La nostalgie de l'époque soviétique pénètre même l'espace de la cuisine familiale et le panier de la ménagère de la classe moyenne. Crédit : Itar-Tass

La nostalgie de l'époque soviétique pénètre même l'espace de la cuisine familiale et le panier de la ménagère de la classe moyenne. Crédit : Itar-Tass

Élaborée par le commissaire du peuple Anastas Minoïak, la cuisine soviétique reste à ce jour essentielle pour la majorité de la population de l'ex empire.

Ces dernières années, la nostalgie du monde soviétique est devenue un lieu commun. Presque tout  le monde regrette cette époque, même ceux qui ne l’ont pas vraiment connue. Paradoxalement, les Soviets sont toujours là : à travers les symboles, les traditions, la politique sociale, le système éducatif et sanitaire, l'héritage de l'Union soviétique poursuit les Russes d'aujourd'hui, qu'ils le veuillent ou non.

La cuisine soviétique et les aliments n'échappent pas à la règle. L'augmentation des emballages colorés et des produits importés au début des années 1990 a laissé place à un désir de retrouver des goûts connus depuis l'enfance et les habitudes culinaires. Les plaques de chocolat au lait Alionka, les glaces de la marque 48 kopecks, les vodkas Stolitchnaïa et Moskovskaïa, le beurre Vologodskoe,  les saucisses cuites Doktorskaïa ainsi que d'autres aliments de cette époque font concurrence aux produits occidentaux dans les supermarchés et les épiceries. Près de 3000 marques soviétiques circulent actuellement sur le marché russe et ce chiffre continue de croître. Naturellement, dans certains cas, la présentation a changé, mais d'authentiques emballages soviétiques aident parfois au contraire à promouvoir le produit avec succès. C'est par exemple le cas des fameux pelmeni soviétiques (boulettes de viande enrobées de pâte fine) dans leur emballage carton ou des pots bleus de fer blanc renfermant le précieux lait condensé.

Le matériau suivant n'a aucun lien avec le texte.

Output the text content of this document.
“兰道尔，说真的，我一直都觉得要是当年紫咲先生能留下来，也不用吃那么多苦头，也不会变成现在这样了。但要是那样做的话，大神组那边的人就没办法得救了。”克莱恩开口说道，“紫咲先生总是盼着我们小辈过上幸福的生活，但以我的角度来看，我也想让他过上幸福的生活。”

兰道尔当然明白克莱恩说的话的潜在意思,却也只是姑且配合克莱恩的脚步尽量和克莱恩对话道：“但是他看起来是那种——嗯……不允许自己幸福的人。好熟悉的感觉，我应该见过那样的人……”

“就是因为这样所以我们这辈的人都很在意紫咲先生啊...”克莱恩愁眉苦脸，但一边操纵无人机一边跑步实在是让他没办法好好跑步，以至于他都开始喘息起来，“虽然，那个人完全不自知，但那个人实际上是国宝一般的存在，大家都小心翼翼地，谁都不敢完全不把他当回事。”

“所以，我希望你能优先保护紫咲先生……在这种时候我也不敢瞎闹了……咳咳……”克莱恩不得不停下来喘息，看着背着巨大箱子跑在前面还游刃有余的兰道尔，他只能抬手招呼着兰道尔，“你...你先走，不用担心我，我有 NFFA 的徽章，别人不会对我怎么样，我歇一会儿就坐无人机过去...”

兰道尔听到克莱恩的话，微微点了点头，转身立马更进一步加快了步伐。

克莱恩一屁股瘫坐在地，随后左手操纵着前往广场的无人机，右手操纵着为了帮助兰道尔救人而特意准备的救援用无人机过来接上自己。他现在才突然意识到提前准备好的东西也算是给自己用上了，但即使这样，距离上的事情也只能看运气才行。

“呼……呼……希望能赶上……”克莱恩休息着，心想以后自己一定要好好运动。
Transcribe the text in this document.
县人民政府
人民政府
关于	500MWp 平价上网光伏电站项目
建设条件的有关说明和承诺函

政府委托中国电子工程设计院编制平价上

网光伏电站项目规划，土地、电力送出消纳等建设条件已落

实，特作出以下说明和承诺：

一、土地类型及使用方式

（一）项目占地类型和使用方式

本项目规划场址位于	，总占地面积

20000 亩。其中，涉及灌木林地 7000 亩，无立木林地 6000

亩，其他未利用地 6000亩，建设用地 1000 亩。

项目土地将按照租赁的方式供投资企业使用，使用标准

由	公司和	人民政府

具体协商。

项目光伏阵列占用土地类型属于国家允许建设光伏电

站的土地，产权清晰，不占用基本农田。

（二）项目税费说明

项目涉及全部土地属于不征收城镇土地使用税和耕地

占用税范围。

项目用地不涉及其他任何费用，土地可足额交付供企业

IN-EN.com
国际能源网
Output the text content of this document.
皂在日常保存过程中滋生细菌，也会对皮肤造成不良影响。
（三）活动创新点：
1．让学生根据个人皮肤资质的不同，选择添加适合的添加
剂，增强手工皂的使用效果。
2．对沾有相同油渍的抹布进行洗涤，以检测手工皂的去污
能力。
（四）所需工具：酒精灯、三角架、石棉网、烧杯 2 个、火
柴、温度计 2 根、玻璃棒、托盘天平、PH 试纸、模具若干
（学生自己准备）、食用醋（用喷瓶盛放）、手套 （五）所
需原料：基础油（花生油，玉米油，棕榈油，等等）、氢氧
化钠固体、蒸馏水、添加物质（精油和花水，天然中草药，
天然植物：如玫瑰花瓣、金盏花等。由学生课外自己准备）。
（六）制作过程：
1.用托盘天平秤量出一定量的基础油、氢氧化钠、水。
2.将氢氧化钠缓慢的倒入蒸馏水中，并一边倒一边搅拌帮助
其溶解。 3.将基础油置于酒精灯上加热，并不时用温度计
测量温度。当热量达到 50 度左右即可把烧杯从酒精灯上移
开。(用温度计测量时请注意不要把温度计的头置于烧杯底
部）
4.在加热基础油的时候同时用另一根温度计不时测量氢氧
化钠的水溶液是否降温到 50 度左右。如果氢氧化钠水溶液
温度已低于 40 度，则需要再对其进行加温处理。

La nostalgie en elle-même redonne le blason des produits soviétiques qui, par conséquent, deviennent synonyme de qualité perdue et de goût naturel des aliments dans les petites et moyennes villes de Russie. Les citoyens se souviennent du fameux « Signe de qualité » indiqué sur les emballages des aliments et regrettent l'absence des normes fixées par l'État : les standards de qualités étaient unifiés et obligatoires sur tout le territoire de l'Union Soviétique, pour toutes les entreprises, sans exception. Différentes entreprises héritières de l’époque soviétique se battent pour avoir le droit de présenter telle ou telle marque aux consommateurs.

La nostalgie de l'époque soviétique pénètre même l'espace de la cuisine familiale et le panier de la ménagère de la classe moyenne. Bien-sûr, grâce à la mondialisation, les fantasmes culinaires ne connaissent pas de frontières. Ces nouveaux plats restent cependant des caprices, quand la cuisine soviétique participe du quotidien de toute la nation.

En Russie, on préfère le pain de seigle sucré et parfumé à la cardamone de la célèbre marque soviétique Borodinski. Différents produits laitiers sont également très appréciés : le tvorog (fromage blanc), la crème, la riajenka (lait fermenté), le kéfir (boisson issue du lait fermenté ou de jus de fruits). Le cervelas ou les saucisses fabriquées en Russie dans les célèbres usines soviétiques A. Mikoïan ou Ostankino font partie des repas quotidiens, au même titre que la kacha de sarrasin ou d'avoine, préparée avec du lait ou tout simplement avec du beurre. Les Russes consomment également des sandwiches à base de fromage et de saucisson, des œufs durs ou au plat ainsi que des omelettes. Le repas en lui-même est composé de trois plats. Tout d'abord, on consomme une soupe chaude et onctueuse,  le chtchi ou le borchtch, puis viennent ensuite la viande ou le poisson accompagné de pommes de terre ou de gruau. Enfin, on finit le repas en buvant un thé ou en dégustant une compote traditionnelle... Voilà l'héritage des traditions soviétiques.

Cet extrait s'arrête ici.